Morte au champ d'horreur de l'indifférence

La scène se déroule en Chine, dans une ruelle commerçante. Une camionnette écrase une petite fille mais repart sans que le conducteur ne s’inquiéte pour elle. Puis un camion écrase la fillette et repart aussitôt après. Cette horrible réalité quotidienne de la vie dans le monde parait éloignée de notre société, mais il faut absolument se persuader que nous nous en approchons très souvent, sans poursuivre le même émoi médiatique. L’indifférence frappe à nos portes quotidiennement, et nous donne bonne conscience en allant s’installer ailleurs. Pas un jour en France, où de manière moins spectaculaire et moins diffusable sur Youtube, des dizaines de personnes meurent dans des contextes similaires. Une quinzaine de passants croisent la fillette, mais aucun ne lui vient en aide. Finalement, une préposée aux poubelles la déplace sur le côté, avant que la mère de la malheureuse petite de 2 ans n’arrive sur les lieux. Cette dernière se trouve actuellement dans le coma et les médecins pensent qu’elle ne s’en sortira pas. Ces faits, parfaitement décrits par les agences de presse, reflètent simplement une tendance chinoise grandissante : s’occuper du sort des autres ne procure que des ennuis, et donc je me contente de vivre sur « j’ai bien assez de mes problèmes sans me soucier de ceux des autres. Et d’ailleurs, ce n’est pas à moi à m’en occuper ! »
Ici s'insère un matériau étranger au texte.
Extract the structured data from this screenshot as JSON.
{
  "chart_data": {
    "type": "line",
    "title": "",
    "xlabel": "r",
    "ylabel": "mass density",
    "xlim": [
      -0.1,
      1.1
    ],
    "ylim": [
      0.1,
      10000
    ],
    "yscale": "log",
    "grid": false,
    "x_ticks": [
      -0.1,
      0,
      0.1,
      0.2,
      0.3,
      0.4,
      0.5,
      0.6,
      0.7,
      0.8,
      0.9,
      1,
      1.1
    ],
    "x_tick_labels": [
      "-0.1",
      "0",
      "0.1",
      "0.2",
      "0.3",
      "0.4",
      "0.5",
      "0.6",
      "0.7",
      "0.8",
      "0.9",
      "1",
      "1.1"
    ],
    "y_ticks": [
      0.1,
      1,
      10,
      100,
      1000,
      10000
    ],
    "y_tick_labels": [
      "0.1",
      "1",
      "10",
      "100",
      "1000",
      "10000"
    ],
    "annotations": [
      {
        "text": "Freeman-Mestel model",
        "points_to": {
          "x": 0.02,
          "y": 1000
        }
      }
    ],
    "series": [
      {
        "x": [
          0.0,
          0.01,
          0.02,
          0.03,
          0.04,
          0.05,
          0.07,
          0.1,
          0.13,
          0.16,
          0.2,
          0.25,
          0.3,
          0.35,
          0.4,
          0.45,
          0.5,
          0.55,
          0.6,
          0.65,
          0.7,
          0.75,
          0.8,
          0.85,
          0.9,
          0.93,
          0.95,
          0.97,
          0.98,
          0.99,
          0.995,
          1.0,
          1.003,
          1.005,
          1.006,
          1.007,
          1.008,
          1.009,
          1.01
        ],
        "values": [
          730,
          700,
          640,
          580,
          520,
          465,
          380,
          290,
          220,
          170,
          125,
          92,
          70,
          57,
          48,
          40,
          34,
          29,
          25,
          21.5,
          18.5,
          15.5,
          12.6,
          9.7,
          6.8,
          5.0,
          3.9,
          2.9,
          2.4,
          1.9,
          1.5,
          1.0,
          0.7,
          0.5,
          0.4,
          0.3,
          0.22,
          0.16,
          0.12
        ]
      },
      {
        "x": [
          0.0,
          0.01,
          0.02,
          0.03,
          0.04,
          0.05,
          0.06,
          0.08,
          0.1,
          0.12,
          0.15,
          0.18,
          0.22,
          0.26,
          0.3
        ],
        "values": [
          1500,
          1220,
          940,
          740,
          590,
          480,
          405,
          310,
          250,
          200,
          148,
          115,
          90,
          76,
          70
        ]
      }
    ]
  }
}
C’est ainsi que nous passons, nous aussi, chaque jour devant des « morts sociaux » ou des « morts potentiels », plongés dans le coma de l’isolement. On les tire sur le bord pour éviter qu’on les voie, mais jamais on ne s’attarde sur leur sort. Il faudrait revenir au contenu des appels lancés par l’Abbé Pierre ou par Coluche, et y puiser les termes qui conviendraient pour commenter ce faits divers chinois. On meurt chaque jour dans la rue dans des situations certes moins dramatiques mais tout aussi mortelles. Ne meurt-on pas chaque année de froid sur des trottoirs ? Ne crève-t-on pas à petit feu dans des squatts insalubres ? Ne détourne-t-on pas le regard quand un accident de la vie touche un quidam, victime du malheur ? Sommes-nous certains d’avoir tendu la main à celle ou celui qui devient un « accidenté » du quotidien ? Même à l’intérieur d’une famille, l’indifférence frappe de plus en plus souvent, et il ne fait pas bon connaître une situation de dépendance.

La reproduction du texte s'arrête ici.